— Спасибо, что уделили мне время, — говорит она, и теперь уже он уклончиво пожимает плечами.
— Я на пенсии. У меня есть целые дни, чтобы тратить их впустую.
«Последний шанс», — думает она про себя. — «Последний шанс во всём признаться этому человеку: что ты убила его дочь, выстрелила ей в грудь залпом стрелок, а потом ещё раз выстрелила ей прямо в лицо. Последний шанс спасти этого человека от растущего беспокойства в последующие недели и месяцы, потому что его единственный ребёнок больше не звонит ему. Последний шанс спасти себя от добавления ещё одной упущенной возможности в список сожалений, которые будут висеть у тебя на шее всю оставшуюся жизнь».
Ей хочется протянуть ему руку, чтобы попрощаться, но она не хочет давать ему шанс отказаться. Вместо этого она просто кивает и поворачивается, чтобы уйти.
— Сделайте мне одолжение, капрал — говорит он, и она снова оборачивается.
— Если вам удастся поговорить с Энни, скажи ей, чтобы она позвонила матери, когда у неё будет такая возможность.
— Я дам ей знать, — говорит Джексон, и стыд от этой лжи ощущается во рту желчью.
На обратном пути к транзитной станции она останавливается у библиотеки и снова занимает терминал данных.
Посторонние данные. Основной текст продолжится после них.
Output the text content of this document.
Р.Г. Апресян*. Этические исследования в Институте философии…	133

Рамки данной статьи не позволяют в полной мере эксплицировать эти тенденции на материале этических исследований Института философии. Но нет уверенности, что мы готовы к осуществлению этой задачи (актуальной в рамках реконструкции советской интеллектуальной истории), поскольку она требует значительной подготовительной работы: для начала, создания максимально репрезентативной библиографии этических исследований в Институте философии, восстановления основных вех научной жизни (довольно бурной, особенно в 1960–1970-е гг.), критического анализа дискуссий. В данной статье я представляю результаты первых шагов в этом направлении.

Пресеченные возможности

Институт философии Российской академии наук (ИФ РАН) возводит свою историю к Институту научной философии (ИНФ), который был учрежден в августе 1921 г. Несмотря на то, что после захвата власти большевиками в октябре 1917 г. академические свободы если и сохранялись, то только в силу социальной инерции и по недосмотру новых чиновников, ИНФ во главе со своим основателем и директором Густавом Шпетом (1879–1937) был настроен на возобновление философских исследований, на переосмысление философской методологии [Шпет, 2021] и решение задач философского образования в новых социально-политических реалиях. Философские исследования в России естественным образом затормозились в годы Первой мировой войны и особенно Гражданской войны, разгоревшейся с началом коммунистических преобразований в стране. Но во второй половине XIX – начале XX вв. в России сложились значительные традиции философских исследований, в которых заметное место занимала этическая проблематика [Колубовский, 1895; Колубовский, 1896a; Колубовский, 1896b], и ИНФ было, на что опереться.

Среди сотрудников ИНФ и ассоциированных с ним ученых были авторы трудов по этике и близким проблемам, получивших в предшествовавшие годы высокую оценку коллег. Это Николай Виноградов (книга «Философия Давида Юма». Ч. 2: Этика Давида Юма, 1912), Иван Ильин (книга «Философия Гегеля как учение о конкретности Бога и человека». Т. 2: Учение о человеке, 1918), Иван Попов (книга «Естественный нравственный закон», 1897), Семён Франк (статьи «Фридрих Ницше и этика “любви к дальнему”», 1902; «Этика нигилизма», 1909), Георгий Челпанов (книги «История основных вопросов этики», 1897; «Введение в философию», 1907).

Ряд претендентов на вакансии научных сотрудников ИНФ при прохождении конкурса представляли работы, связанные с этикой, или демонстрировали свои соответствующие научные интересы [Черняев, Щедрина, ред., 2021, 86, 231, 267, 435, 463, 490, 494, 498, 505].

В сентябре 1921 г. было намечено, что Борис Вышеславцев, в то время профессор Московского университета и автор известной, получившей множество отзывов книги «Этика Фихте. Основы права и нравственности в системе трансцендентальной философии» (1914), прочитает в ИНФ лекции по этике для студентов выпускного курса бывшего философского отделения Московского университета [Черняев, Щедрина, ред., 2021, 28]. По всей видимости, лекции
Она достаёт свой «наладонник» и вводит сетевой адрес Анны МакКинни в поисковую систему, чтобы узнать, кому он принадлежит.
Последний Сетевого номер Анны МакКинни находится не в частной сети, и он не имеет физического адреса, а только входит в единый пул узлов связи. Все они принадлежат к одной группе — Центральной Гражданской Администрации Большого Детройта.
Глава 5
Список погибших
Джексон не брала увольнительную уже почти два года. У неё не осталось семьи, которую можно было бы навестить, а даже если бы осталась, то они были бы в Атланте-Мейконе, а у неё нет никакого желания возвращаться туда в этой жизни. Так что она едет на маглеве обратно на базу Берлингтон, где есть база отдыха на берегу озера. Там она проводит два дня, поглощая еду, отсыпаясь и посещая развлекательные заведения. К концу третьего дня своей пятидневной увольнительной она уже изнывает от скуки, и поэтому отправляется на шаттле обратно в Шугарт. Лучше явиться на службу пораньше, даже если придётся пересчитывать полотенца и чистить модули оптических прицелов, чем провести ещё один день, попивая дерьмовое соевое пиво перед голоэкраном.
Когда она входит в казарму отделения, Прист и Бейкер сидят там и играют за столом в карты.
— Вы двое в порядке? — спрашивает она.
— Ага, — говорит Прист. Он проводит пальцем по лбу, где тонкая бледная линия отмечает сросшуюся рану. — Несколько отметок тут и там. Хуже всего пришлось Грейсону и сержанту.
— Хуже всего пришлось Стреттону и Патерсону, — говорит Джексон. — Что там с Хансен?
— У неё повреждён плечевой сустав, — говорит Бейкер. — Три недели реабилитации.
— Мы на лёгком дежурстве, — говорит Прист и встаёт со стула. — Старшой говорит, что мы будем вне строя до тех пор, пока отделение не пройдёт разбор полётов и психологическую оценку.
«Конечно», — думает Джексон. — «Они и близко не подпустят нас к заряженному оружию, пока психиатры и офицеры Разведки нас не проверят».
— Старшой сказал, что ты была в увольнительной на неделю, — говорит Бейкер.
— Была, — говорит она. — Хватило меня ненадолго. Не хрен там делать.
— Так что же нам делать сейчас?
Джексон открывает свой шкафчик и достаёт нож и точильный камень. Затем она обходит стол и садится на стул, который только что освободил Прист.
— Мы снова вернёмся на линию огня, — говорит она. — Простой не будут длиться вечно.
На следующее утро она проходит медицинское освидетельствование. Один из постоянных врачей МедКорпуса ТА осматривает Джексон, проверяет медицинские данные с её брони и объявляет её физически годной для неограниченной службы, как будто она не могла определить это сама. Психологическая оценка и разбор полётов Разведкой одинаково поверхностны и необстоятельны, стандартная психиатрическая чушь типа «как вы себя чувствуете?», а какой-то мозгоправ-недоучка ставит галочки на бланке. Она даёт ему ответы, которые, как она знает, позволят ему сделать нужные отметки в нужных местах.
Разбор полётов в Разведке вообще не имеет никакого смысла. Камера её шлема запечатлела всё гораздо надёжнее, чем её память.
— Сорок три, — говорит ей на разборе офицер разведки батальона.
— Извините, сэр?
— Сорок три убийства, — говорит он. — Ваш счёт в Детройте. Все — действительные убийства вооружённых противников. Вы хорошо поработали.